Ianowski - theme 2 Flashcards
Gain/loss of volume in relation to gain/loss of osmolytes:
More osmolytes = greater volume. Think about the movement of water.
Loop of Henle responds to changes in water availability:
In restricted water conditions, 1200 osm (increased permeability). In high water conditions, 800 osm (no water permeability).
ICF of osmoconformers: what makes up the 1000 mOsm?
400 mOsm of universal solutes, 600 mOsm of organic osmolytes.
Organic osmolytes vs macromolecules in cells:
Most do not disturb them; some stabilize them.
Types of osmoconformers:
Stenohaline, euryhaline
Stenohaline osmoconformers:
Restricted to a narrow range of salinity. Cannot regulate osmolytes.
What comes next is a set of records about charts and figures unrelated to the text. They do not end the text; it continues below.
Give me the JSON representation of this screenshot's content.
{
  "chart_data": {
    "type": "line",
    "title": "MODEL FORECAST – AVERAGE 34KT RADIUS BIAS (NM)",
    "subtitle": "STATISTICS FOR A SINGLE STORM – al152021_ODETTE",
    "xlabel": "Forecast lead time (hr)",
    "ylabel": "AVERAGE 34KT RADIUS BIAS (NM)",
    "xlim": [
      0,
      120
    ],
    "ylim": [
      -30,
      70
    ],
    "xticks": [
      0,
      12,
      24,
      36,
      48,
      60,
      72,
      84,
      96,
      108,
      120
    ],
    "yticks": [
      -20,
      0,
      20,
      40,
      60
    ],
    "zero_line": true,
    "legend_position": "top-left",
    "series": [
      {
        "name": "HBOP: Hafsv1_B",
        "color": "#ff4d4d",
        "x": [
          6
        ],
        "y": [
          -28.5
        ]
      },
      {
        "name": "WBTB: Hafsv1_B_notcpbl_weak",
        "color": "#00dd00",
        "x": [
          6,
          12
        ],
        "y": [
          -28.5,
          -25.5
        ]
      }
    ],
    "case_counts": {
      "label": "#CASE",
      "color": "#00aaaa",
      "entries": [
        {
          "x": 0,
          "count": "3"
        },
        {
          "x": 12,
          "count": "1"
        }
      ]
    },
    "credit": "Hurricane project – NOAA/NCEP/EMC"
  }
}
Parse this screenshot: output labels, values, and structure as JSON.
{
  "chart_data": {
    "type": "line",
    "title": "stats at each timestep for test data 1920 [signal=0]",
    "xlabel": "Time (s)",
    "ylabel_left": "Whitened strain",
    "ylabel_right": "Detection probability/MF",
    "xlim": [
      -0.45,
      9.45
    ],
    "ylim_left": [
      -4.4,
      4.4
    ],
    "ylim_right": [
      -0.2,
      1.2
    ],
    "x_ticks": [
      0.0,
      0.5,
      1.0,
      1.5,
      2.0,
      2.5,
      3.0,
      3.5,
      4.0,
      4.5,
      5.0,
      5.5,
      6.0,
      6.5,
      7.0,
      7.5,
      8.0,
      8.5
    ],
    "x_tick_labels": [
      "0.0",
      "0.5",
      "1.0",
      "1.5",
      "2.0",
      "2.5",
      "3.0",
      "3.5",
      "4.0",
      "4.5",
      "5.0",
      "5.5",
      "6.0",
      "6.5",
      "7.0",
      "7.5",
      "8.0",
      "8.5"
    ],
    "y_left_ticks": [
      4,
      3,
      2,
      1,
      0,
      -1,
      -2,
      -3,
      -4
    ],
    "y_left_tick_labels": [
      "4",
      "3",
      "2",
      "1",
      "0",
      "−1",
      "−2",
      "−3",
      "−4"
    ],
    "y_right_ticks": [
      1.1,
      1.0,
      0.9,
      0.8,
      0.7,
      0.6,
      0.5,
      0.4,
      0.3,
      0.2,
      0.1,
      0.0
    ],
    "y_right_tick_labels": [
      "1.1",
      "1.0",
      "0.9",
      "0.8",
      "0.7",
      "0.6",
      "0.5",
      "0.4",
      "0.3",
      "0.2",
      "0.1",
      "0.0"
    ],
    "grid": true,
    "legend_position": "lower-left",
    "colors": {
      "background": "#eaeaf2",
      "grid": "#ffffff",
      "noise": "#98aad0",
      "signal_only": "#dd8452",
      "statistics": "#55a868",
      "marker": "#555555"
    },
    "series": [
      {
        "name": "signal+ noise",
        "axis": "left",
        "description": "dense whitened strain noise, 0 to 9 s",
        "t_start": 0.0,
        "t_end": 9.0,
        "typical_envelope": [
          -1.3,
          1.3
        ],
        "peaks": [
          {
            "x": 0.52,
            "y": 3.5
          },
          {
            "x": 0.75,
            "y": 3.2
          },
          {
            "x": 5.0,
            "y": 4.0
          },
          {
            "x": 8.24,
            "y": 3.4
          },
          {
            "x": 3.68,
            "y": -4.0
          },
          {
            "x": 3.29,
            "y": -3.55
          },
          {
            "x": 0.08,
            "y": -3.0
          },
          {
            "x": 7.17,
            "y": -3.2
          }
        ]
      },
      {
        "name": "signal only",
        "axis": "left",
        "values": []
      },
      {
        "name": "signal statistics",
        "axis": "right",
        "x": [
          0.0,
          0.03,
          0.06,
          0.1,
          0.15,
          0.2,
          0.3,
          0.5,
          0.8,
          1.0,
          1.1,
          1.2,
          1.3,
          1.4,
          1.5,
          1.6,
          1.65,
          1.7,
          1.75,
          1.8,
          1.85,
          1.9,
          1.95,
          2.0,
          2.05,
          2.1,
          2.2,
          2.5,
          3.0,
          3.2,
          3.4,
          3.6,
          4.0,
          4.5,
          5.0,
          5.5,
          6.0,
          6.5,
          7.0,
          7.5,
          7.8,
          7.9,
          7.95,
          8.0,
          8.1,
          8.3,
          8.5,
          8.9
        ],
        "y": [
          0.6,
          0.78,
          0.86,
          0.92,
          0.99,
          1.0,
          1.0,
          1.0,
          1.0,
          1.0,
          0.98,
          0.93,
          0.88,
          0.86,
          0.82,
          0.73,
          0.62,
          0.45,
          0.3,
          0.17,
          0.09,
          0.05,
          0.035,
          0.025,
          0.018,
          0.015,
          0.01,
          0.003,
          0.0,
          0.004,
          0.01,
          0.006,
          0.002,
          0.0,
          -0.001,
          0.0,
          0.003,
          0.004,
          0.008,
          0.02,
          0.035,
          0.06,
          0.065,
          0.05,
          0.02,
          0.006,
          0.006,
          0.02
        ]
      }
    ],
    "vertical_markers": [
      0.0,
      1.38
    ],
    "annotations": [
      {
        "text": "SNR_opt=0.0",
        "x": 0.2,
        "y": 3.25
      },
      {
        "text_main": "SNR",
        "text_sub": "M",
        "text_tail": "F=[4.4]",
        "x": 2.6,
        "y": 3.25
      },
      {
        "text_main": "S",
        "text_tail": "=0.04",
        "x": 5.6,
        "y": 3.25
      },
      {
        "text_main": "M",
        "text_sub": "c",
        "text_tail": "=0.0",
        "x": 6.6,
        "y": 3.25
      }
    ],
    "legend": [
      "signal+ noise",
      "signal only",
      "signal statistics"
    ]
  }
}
Euryhaline osmoconformers:
Tolerant of salinity changes. Can regulate osmolytes. Good at surviving in intertidal zones.
Halobacterium - alternative compatible osmolyte strategy
Accumulate huge levels of KCl (7M) to survive in 1M NaCl. Needs massive AA replacement to function here. Stenohaline.
Dunaliella: a euryhaline conformer
Regulates intracellular osmolytes concentration. Compared to halobacterium, genetically simple, because AAs don’t need to be modified.
Mosquito osmoconforming/regulating:
When water evaporates from larvae, the bb has to survive the osmolarity change. Regulates at low concentrations, conforms at high concentration. Proline shows massive decrease at high solute concentration while other osmolytes stay about the same.
Stenohaline sharks: special lil buddies
Stenohaline sharks are the only vertebrates that osmoconform. Sharks use perturbing osmolyte urea that is balanced out by TMAO in a 2:1 ratio. TMAO is very stabilizing; urea is very not.
Euryhaline sharks:
Can penetrate freshwater, but it’s energy expensive. They pee a lot.